Re: [Condor-users] Problem with MSYS command started from condor_starter

I'd recognize that directory path anywhere. :)

If you try to use a MinGW command from that machine to touch that file while the one process is hung, what happens? Same file does not exist error? I'm wondering if MinGW uses some shared library that's in a bad state because of this one job, preventing all other binaries that need that library from working. Something akin to cygwin1.dll.

As for why: what do system resources look like when it hangs? Is io to UNC shares also failing? What about desktop heaps on the machine? Exhausted?

- Ian

On 2011-04-14, at 10:59 PM, yap munsoon <soonyee@xxxxxxxxx> wrote:

I am using Condor for some time as user. Recently, I am using MSYS (http://www.mingw.org/wiki/msys), calling MSYS command in some scripts.
We have 8 condor_starter running concurrently in a 8 core Windows XP machine.

To simulate the issue, I create a script just to copy some files and then remove them using MSYS command.
I submit 10000 jobs running this script (with MSYS calls) to the condor farm. After running concurrently for some time (1 or 2 hours), there is 1 MSYS command (eg. cp.exe) hang. I try to attach the hanging command with mingw gdb and get the following call stack.

(gdb) where
#0  0x7d61002e in strchr () from C:\WINDOWS\system32\ntdll.dll
#1  0x7d666ea1 in ntdll!RtlCopyUnicodeString ()
   from C:\WINDOWS\system32\ntdll.dll
#2  0x00000000 in ?? ()

With the hanging process, the subsequent jobs with MSYS call will fail mysteriously with the following error.

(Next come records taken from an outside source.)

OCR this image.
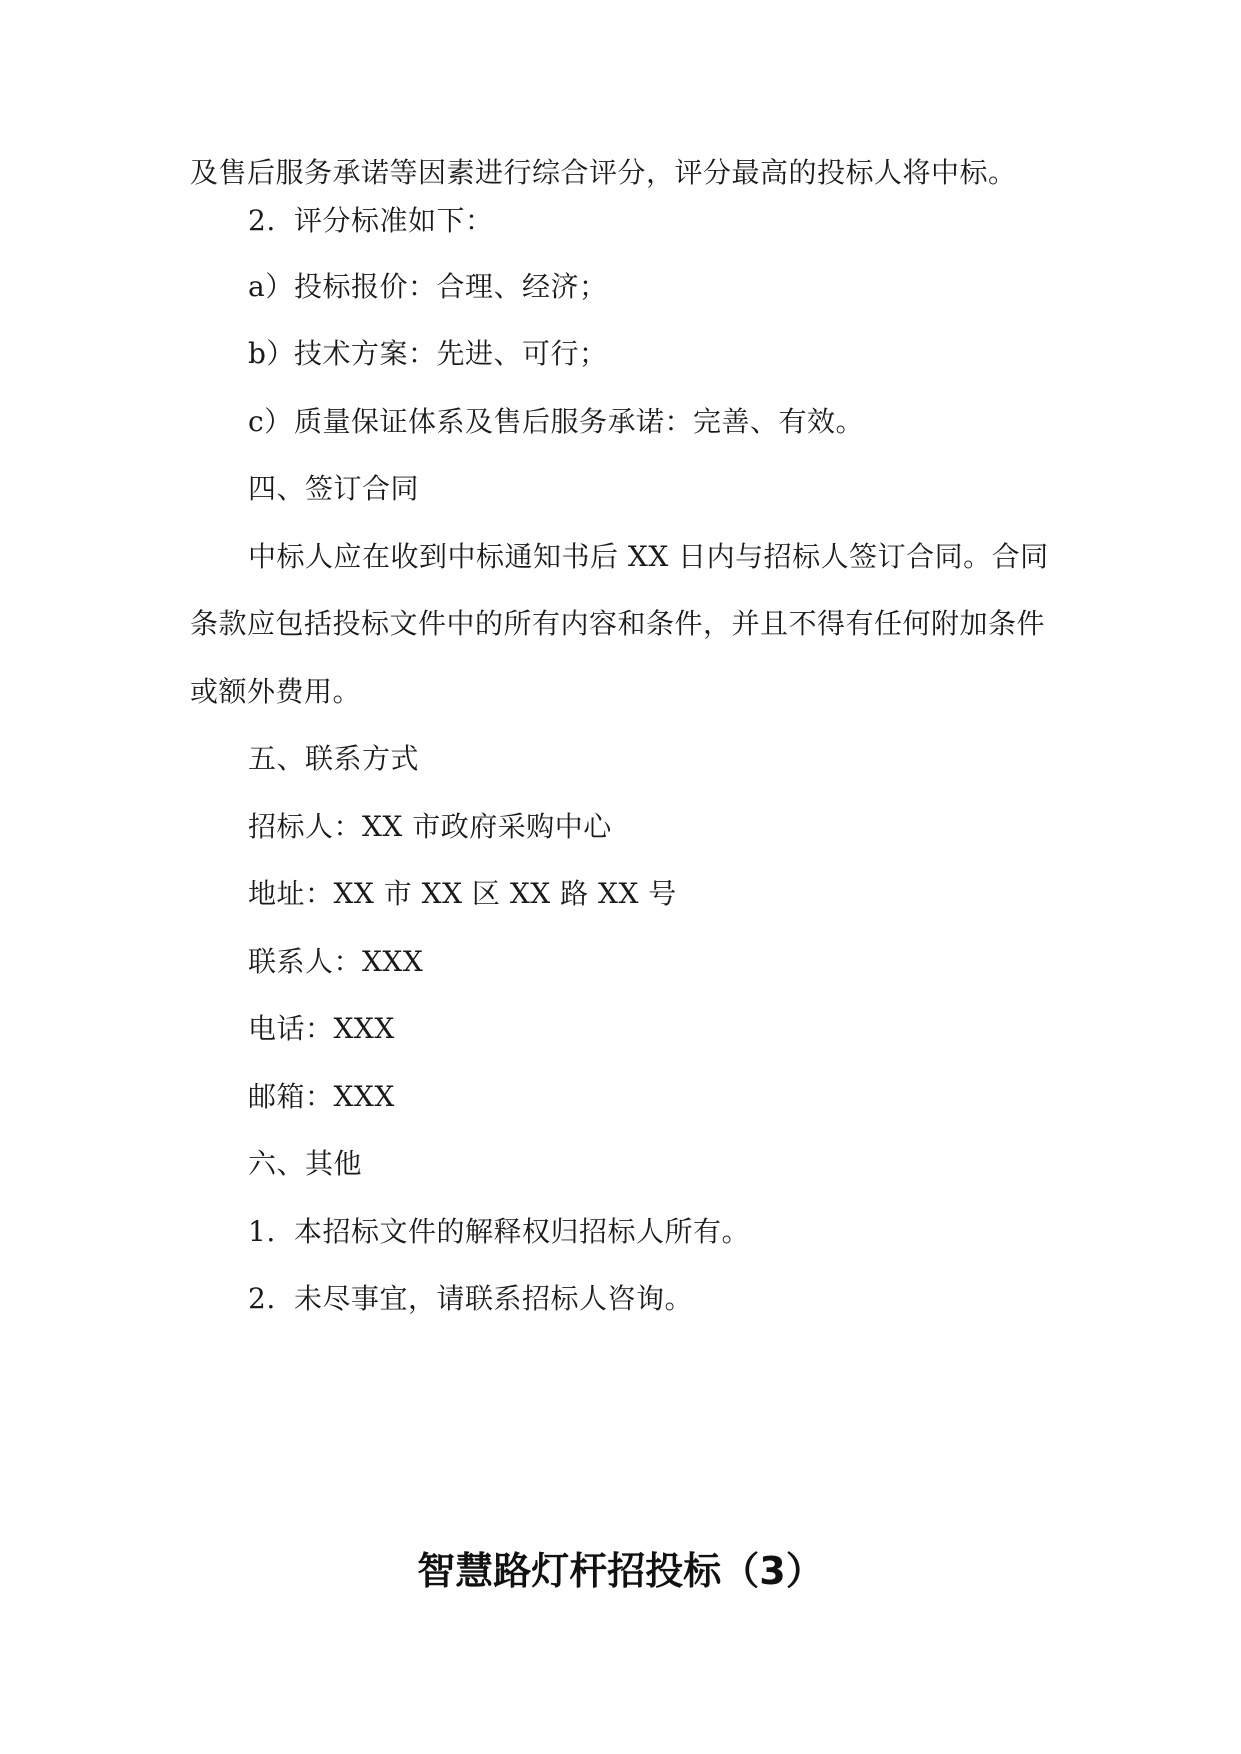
及售后服务承诺等因素进行综合评分，评分最高的投标人将中标。
2. 评分标准如下：
a）投标报价：合理、经济；
b）技术方案：先进、可行；
c）质量保证体系及售后服务承诺：完善、有效。
四、签订合同
中标人应在收到中标通知书后 XX 日内与招标人签订合同。合同
条款应包括投标文件中的所有内容和条件，并且不得有任何附加条件
或额外费用。
五、联系方式
招标人：XX 市政府采购中心
地址：XX 市 XX 区 XX 路 XX 号
联系人：XXX
电话：XXX
邮箱：XXX
六、其他
1. 本招标文件的解释权归招标人所有。
2. 未尽事宜，请联系招标人咨询。
智慧路灯杆招投标（3）
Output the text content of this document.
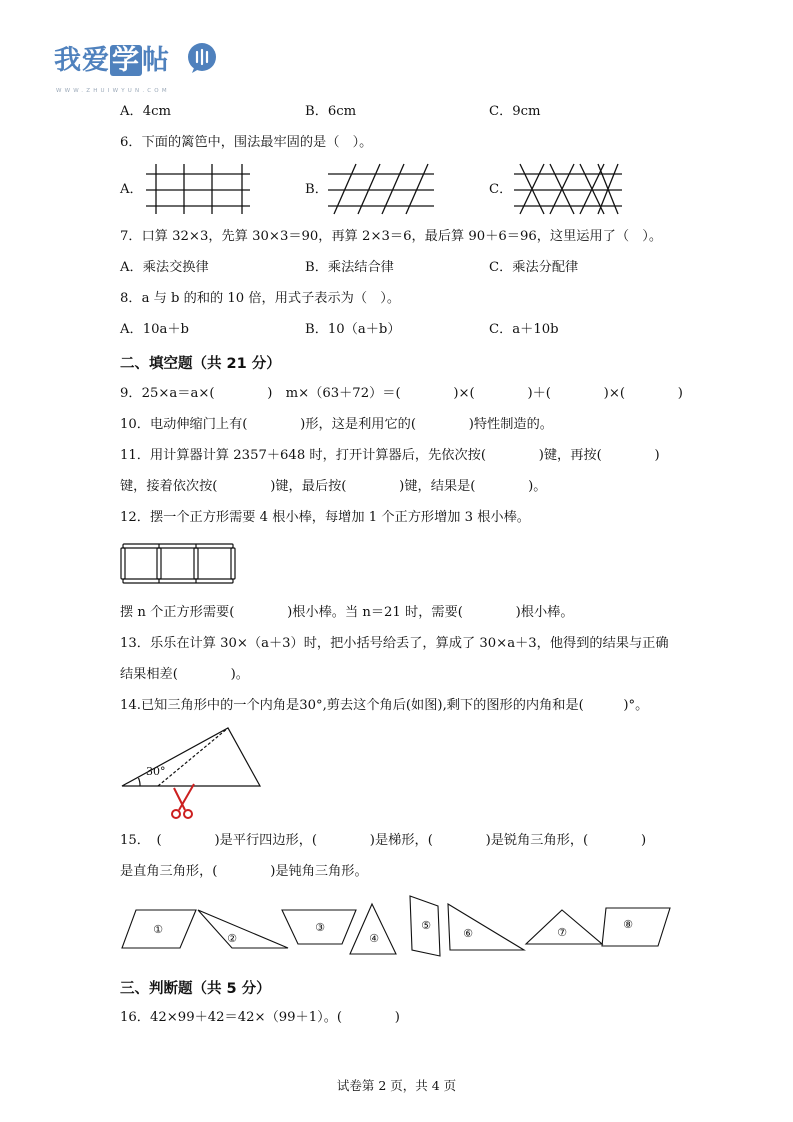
我爱学帖
WWW.ZHUIWYUN.COM
A．4cm	B．6cm	C．9cm
6．下面的篱笆中，围法最牢固的是（　）。
A．	B．	C．
7．口算 32×3，先算 30×3＝90，再算 2×3＝6，最后算 90＋6＝96，这里运用了（　）。
A．乘法交换律	B．乘法结合律	C．乘法分配律
8．a 与 b 的和的 10 倍，用式子表示为（　）。
A．10a＋b	B．10（a＋b）	C．a＋10b
二、填空题（共 21 分）
9．25×a＝a×(　　　　)　m×（63＋72）＝(　　　　)×(　　　　)＋(　　　　)×(　　　　)
10．电动伸缩门上有(　　　　)形，这是利用它的(　　　　)特性制造的。
11．用计算器计算 2357＋648 时，打开计算器后，先依次按(　　　　)键，再按(　　　　)
键，接着依次按(　　　　)键，最后按(　　　　)键，结果是(　　　　)。
12．摆一个正方形需要 4 根小棒，每增加 1 个正方形增加 3 根小棒。
摆 n 个正方形需要(　　　　)根小棒。当 n＝21 时，需要(　　　　)根小棒。
13．乐乐在计算 30×（a＋3）时，把小括号给丢了，算成了 30×a＋3，他得到的结果与正确
结果相差(　　　　)。
14.已知三角形中的一个内角是30°,剪去这个角后(如图),剩下的图形的内角和是(　　　)°。
30°
15．　(　　　　)是平行四边形，(　　　　)是梯形，(　　　　)是锐角三角形，(　　　　)
是直角三角形，(　　　　)是钝角三角形。
①
②
③
④
⑤
⑥	⑦
⑧
三、判断题（共 5 分）
16．42×99＋42＝42×（99＋1）。(　　　　)
试卷第 2 页，共 4 页
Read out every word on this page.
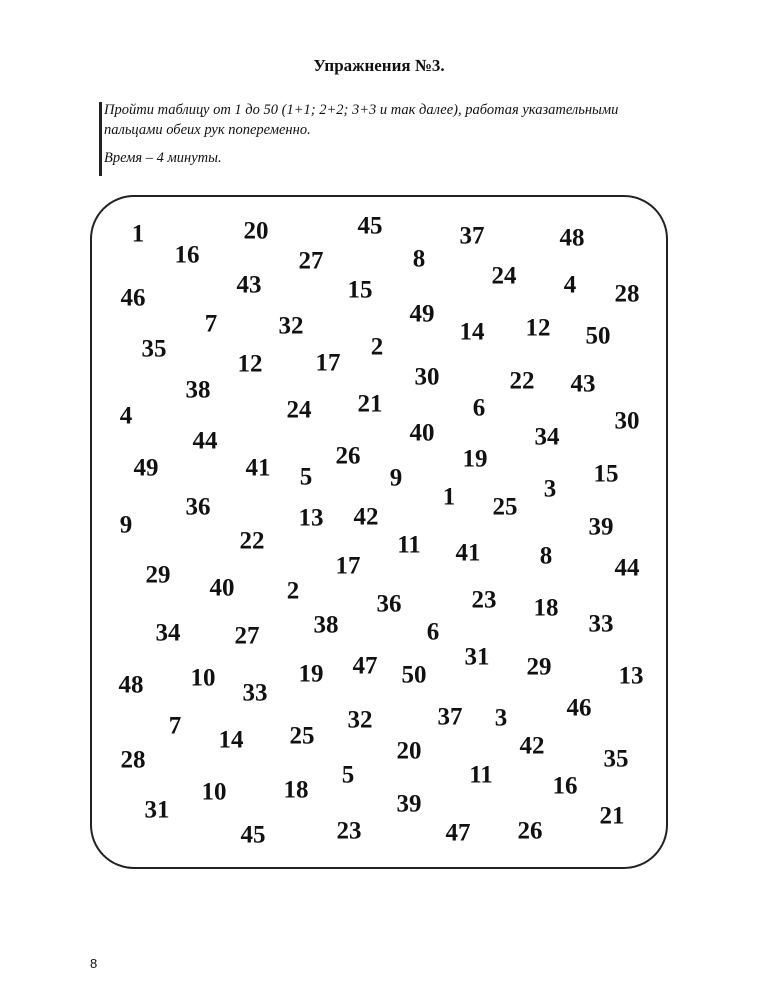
Упражнения №3.

Пройти таблицу от 1 до 50 (1+1; 2+2; 3+3 и так далее), работая указательными пальцами обеих рук попеременно.

Время – 4 минуты.

1
16
20
27
45
8
37	48
24 4 28
46	43	15
7 32	49
14 12 50
35
12 17
2
30	22 43
38
24 21	6
4	30
34
44	40
26
49	41 5	9
19
15
1	3
36	25
9	13 42	39
22	11 41 8
17
29	44
40 2	23
36	18
34	38	6
27	33
31
48 10	47 50	29	13
19
33
46
37 3
7	32
14 25	42
20	35
28
5	11 16
10 18
31	39	21
45	23	47 26
8
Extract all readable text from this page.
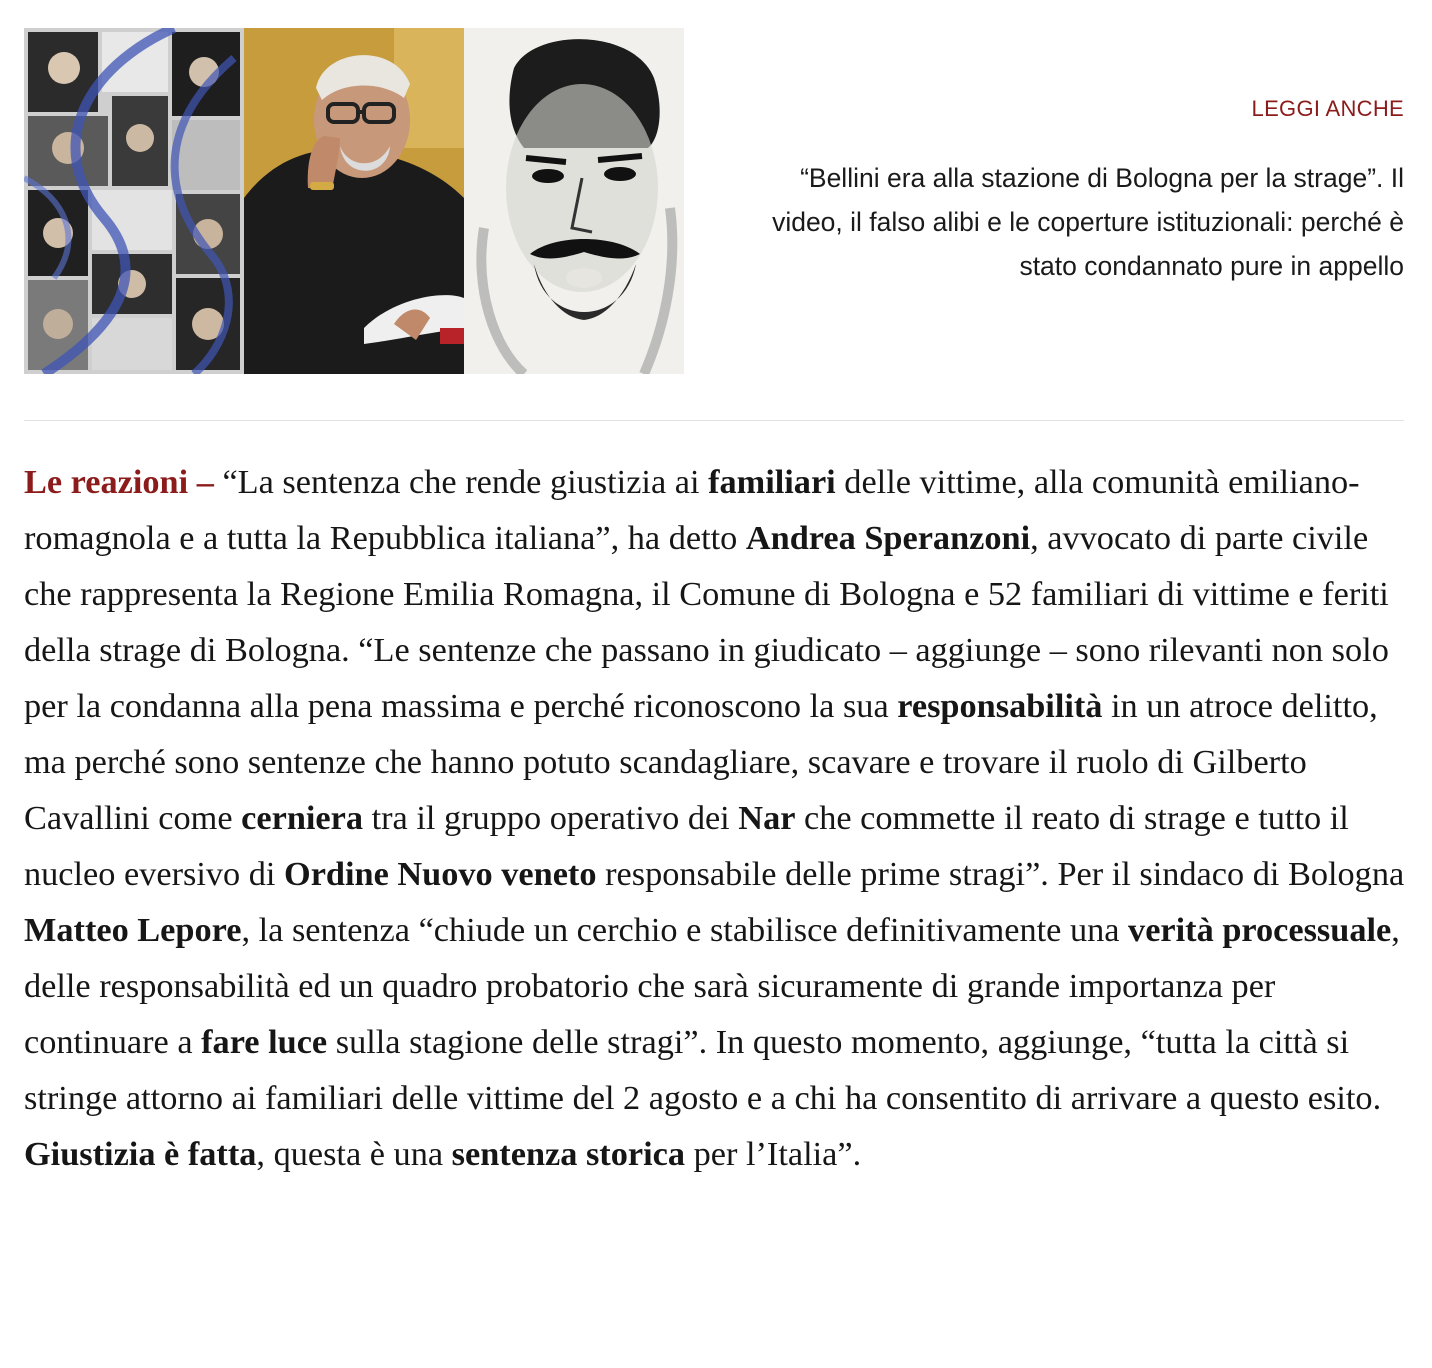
LEGGI ANCHE
“Bellini era alla stazione di Bologna per la strage”. Il video, il falso alibi e le coperture istituzionali: perché è stato condannato pure in appello

Le reazioni – “La sentenza che rende giustizia ai familiari delle vittime, alla comunità emiliano-romagnola e a tutta la Repubblica italiana”, ha detto Andrea Speranzoni, avvocato di parte civile che rappresenta la Regione Emilia Romagna, il Comune di Bologna e 52 familiari di vittime e feriti della strage di Bologna. “Le sentenze che passano in giudicato – aggiunge – sono rilevanti non solo per la condanna alla pena massima e perché riconoscono la sua responsabilità in un atroce delitto, ma perché sono sentenze che hanno potuto scandagliare, scavare e trovare il ruolo di Gilberto Cavallini come cerniera tra il gruppo operativo dei Nar che commette il reato di strage e tutto il nucleo eversivo di Ordine Nuovo veneto responsabile delle prime stragi”. Per il sindaco di Bologna Matteo Lepore, la sentenza “chiude un cerchio e stabilisce definitivamente una verità processuale, delle responsabilità ed un quadro probatorio che sarà sicuramente di grande importanza per continuare a fare luce sulla stagione delle stragi”. In questo momento, aggiunge, “tutta la città si stringe attorno ai familiari delle vittime del 2 agosto e a chi ha consentito di arrivare a questo esito. Giustizia è fatta, questa è una sentenza storica per l’Italia”.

    cp: cannot stat `s:/data/regtestfiles/main/current/regtest/infrastructure/regutils/reg_run/reg_copy_files//prev/reg.rout': No such file or directory

This file does exist actually. If I kill the hanging process, the subsequent jobs will be back to normal.
I check the the process explorer, this hanging process and my script is the child process of condor_master->condor_starter.

Btw, it works fine on Windows 7.
I also tried simulate the same process on 8 cmd prompts (not from condor_starter), everything run fine.

Thanks in advance for your replies and insight.

Mun Soon